39In quei giorni Maria si alzò e andò in fretta verso la regione montuosa, in una città di Giuda. 40Entrata nella casa di Zaccaria, salutò Elisabetta. 41Appena Elisabetta ebbe udito il saluto di Maria, il bambino sussultò nel suo grembo. Elisabetta fu colmata di Spirito Santo 42ed esclamò a gran voce: «Benedetta tu fra le donne e benedetto il frutto del tuo grembo! 43A che cosa devo che la madre del mio Signore venga da me? 44Ecco, appena il tuo saluto è giunto ai miei orecchi, il bambino ha sussultato di gioia nel mio grembo. 45E beata colei che ha creduto nell'adempimento di ciò che il Signore le ha detto».
Il tema Antico e Nuovo Testamento si incontrano in queste due donne. Senza il Messia la Promessa sarebbe una triste illusione. Senza la Promessa il Messia sarebbe una "nuova ideologia" come tante. Nessuno si spiega senza l'altro.

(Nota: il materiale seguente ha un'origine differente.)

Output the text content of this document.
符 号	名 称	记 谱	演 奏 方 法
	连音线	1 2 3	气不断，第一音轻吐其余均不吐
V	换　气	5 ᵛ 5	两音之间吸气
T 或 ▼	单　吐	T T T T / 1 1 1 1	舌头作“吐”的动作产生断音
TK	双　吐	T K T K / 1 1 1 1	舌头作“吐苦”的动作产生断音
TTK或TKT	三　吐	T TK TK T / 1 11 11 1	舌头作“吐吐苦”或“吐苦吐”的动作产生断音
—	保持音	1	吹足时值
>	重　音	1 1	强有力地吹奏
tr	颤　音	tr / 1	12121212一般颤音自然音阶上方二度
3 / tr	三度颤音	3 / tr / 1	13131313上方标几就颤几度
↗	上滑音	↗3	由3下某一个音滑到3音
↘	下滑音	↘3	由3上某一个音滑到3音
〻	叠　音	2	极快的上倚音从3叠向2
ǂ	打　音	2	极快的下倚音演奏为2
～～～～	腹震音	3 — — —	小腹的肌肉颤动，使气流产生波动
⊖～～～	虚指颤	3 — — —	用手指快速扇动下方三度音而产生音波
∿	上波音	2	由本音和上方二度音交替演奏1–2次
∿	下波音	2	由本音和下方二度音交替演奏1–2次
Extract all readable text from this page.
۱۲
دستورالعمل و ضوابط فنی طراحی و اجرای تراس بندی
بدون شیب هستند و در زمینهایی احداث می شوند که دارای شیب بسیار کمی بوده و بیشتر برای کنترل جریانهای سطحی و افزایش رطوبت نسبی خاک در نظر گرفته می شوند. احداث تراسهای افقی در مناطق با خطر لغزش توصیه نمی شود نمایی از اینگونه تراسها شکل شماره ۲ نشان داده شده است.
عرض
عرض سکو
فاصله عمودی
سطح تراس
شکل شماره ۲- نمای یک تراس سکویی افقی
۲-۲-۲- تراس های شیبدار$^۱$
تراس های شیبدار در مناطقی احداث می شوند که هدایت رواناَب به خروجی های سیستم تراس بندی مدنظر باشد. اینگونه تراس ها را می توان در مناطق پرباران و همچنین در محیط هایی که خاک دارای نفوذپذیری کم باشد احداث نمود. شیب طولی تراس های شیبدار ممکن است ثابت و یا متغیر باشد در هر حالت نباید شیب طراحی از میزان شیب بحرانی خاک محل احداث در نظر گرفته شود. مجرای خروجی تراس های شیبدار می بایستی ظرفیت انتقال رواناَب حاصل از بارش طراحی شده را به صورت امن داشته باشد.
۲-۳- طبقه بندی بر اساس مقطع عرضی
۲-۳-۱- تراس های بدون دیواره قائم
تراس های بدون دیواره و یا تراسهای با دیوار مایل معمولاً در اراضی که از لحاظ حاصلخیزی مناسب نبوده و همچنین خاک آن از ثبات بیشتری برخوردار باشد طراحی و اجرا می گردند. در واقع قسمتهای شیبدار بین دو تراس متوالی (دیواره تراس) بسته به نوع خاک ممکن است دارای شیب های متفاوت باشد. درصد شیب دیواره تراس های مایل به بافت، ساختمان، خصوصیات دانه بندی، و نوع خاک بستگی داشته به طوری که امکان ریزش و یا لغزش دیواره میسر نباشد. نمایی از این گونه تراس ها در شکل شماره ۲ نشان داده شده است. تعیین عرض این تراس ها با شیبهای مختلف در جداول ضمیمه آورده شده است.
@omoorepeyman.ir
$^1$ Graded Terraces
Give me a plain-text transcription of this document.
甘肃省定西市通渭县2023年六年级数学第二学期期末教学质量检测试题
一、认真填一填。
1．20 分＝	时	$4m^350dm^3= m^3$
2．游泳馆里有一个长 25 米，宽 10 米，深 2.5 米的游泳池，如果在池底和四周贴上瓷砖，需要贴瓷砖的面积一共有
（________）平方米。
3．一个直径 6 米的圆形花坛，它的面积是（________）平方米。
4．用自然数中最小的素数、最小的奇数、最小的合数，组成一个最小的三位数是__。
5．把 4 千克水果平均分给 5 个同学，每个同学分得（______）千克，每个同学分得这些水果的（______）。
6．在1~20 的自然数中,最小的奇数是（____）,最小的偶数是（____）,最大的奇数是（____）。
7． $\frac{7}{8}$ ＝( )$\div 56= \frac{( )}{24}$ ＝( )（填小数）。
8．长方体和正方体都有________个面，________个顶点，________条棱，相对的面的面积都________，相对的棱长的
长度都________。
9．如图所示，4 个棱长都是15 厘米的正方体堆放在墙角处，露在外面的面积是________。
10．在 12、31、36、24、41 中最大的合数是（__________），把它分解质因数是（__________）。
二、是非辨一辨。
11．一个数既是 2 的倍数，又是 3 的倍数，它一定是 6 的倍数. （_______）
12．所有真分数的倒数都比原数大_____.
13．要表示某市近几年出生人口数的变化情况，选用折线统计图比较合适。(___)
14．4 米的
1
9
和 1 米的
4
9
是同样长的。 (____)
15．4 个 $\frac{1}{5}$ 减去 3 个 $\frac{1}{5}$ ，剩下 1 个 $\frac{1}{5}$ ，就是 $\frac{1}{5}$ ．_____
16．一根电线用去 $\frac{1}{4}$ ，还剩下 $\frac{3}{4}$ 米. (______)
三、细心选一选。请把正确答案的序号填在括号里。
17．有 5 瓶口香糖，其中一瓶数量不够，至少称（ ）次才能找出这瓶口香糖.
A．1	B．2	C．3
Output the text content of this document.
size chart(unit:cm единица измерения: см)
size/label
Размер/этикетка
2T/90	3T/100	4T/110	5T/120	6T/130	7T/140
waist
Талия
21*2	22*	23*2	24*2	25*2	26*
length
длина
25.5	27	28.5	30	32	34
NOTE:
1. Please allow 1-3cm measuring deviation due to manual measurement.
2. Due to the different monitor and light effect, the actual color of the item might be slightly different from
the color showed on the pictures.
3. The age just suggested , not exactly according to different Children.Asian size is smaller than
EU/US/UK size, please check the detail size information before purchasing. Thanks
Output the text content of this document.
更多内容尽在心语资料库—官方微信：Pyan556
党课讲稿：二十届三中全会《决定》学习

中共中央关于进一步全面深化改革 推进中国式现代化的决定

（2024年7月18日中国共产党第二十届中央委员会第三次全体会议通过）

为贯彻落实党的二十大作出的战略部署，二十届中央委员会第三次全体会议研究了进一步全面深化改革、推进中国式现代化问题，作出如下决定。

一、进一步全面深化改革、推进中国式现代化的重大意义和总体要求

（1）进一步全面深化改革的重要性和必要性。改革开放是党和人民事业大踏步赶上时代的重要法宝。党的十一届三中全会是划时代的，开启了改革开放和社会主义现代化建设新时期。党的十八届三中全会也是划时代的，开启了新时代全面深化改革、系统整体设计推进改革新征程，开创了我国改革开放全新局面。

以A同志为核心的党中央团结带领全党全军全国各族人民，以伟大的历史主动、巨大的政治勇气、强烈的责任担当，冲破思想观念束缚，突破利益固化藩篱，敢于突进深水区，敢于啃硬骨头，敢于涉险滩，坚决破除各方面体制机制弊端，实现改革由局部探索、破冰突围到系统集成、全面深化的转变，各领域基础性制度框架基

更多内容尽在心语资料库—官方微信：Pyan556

In questo brano, molto delicato, si intrecciano le storie di due donne che rappresentano il culmine dell'attesa e il principio del compimento: l'Antico e il Nuovo Testamento che si incontrano e si abbracciano.
Questa visita va ben oltre il significato di affetto umano tra le due cugine. L'anziana Elisabetta porta in sé l'attesa di tutta l'umanità. La giovane Maria porta in sé l'atteso di tutta l'umanità.
Maria porta in sé il Figlio di Dio, piccolissimo, di pochi giorni, che va a visitare il suo popolo che lo attende. E Giovanni, che lo riconosce, prefigura ciò che avverrà alla fine dei tempi: il riconoscimento del Signore da parte di tutto Israele (Romani 11,26).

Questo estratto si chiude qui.